On ne peut pas reprocher à
Aronofsky de faire un cinéma tiède. Ses images, l'organisation
de ses récits, ses outrances : tout est signé, caractérisé.
Peut-être cela est-il parfois attendu, répétitif,
d'un violence gratuite, mais jamais tiède. Aronofsky est
un auteur, et en tant que tel, il suscite l'admiration des uns,
le rejet des autres. Ici, dans cette histoire clairement d'inspiration
biblique (il s'agit de la création de la Terre, ni plus ni
moins), il choisit d'installer ses personnages dans un univers de
thriller un peu irréel, froid, qui n'est pas sans rappeler
celui créé par Amenábar dans Les
autres. La mise en scène, rigoureuse, épouse
un unique point de vue, celui de la femme, jouée par Jennifer
Lawrence : la caméra ne la quitte jamais, privilégiant
les gros plans et les grands angles, mouvante, inquisitrice, parvenant
à rendre compte de l'inquiétude du personnage, de
sa fragilité comme de sa toute puissance… puis le récit
glisse progressivement dans un cauchemar impressionnant, d'une grande
violence à la fois physique et morale.
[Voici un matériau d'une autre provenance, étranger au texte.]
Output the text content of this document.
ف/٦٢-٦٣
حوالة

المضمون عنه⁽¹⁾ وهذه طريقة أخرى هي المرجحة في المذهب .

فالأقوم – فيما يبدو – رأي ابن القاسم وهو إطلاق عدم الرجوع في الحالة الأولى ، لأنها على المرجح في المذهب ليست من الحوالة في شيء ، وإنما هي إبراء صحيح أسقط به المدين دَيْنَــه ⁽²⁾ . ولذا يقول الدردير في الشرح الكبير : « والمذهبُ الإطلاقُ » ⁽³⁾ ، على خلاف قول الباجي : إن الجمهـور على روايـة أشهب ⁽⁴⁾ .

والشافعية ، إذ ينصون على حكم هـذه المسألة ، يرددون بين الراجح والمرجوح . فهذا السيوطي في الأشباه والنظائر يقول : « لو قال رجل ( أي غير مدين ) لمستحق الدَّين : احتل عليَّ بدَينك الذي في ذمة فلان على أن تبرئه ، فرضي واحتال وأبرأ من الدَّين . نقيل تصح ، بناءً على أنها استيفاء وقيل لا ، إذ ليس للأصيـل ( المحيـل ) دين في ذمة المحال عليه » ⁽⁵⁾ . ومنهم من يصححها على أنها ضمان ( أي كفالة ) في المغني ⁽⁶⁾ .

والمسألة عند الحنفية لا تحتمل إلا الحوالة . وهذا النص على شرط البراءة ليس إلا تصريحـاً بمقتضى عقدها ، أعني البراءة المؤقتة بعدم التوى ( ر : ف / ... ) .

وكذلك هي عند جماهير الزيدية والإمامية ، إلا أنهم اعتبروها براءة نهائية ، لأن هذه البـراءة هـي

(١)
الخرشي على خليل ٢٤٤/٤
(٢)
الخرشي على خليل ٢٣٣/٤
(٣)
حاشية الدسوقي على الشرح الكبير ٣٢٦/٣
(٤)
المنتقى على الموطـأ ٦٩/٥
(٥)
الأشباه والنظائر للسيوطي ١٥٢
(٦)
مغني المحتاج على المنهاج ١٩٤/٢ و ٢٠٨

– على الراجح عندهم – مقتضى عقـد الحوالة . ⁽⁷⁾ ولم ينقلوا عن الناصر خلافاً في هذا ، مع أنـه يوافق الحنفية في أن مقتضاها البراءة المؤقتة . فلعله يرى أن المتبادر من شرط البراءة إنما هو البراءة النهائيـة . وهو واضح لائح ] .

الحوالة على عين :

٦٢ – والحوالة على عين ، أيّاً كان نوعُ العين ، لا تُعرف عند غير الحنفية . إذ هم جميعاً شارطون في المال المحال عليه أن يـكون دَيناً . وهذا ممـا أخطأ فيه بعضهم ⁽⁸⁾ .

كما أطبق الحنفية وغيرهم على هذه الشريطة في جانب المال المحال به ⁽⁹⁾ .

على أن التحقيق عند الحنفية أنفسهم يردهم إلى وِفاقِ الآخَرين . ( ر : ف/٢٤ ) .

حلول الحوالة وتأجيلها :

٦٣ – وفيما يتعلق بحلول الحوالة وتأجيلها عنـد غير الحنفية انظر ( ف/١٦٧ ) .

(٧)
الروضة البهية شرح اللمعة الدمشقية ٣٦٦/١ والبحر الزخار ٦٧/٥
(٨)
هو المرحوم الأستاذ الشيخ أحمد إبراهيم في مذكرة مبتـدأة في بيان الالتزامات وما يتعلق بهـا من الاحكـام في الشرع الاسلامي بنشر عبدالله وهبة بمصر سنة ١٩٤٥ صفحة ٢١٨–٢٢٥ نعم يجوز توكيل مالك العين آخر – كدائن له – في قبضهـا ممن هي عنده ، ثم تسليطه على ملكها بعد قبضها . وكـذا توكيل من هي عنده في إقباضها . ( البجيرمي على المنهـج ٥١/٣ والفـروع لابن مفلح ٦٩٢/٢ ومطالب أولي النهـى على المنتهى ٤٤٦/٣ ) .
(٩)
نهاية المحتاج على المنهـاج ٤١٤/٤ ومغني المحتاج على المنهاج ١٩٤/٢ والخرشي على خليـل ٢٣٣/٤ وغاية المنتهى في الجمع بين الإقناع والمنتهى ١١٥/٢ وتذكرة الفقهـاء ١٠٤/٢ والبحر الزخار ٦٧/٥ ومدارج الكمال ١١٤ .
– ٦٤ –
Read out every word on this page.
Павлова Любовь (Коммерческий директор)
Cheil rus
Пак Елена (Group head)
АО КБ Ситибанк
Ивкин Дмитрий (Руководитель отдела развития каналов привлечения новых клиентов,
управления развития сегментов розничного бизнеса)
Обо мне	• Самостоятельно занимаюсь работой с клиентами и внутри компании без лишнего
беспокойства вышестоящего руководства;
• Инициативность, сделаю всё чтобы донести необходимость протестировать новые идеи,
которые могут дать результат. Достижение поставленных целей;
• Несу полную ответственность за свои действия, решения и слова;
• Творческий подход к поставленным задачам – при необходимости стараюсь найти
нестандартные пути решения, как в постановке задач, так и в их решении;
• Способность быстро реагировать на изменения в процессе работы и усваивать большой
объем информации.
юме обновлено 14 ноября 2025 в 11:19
Ce basculement sanglant
sert le propos mais il peut être difficile à supporter,
choquant, voire traumatisant.
Au final, on est assez heureux de revenir à l'air libre à
l'issue de la projection, de retour dans le monde réel. Cette
vision volontairement effrayante et pessimiste de la création
de la Terre et de sa destruction inéluctable par l'Homme
(quoique, Dieu lui aussi est responsable, selon Aronofsky) est tout
de même bien lourde. Inventive, mais lourde.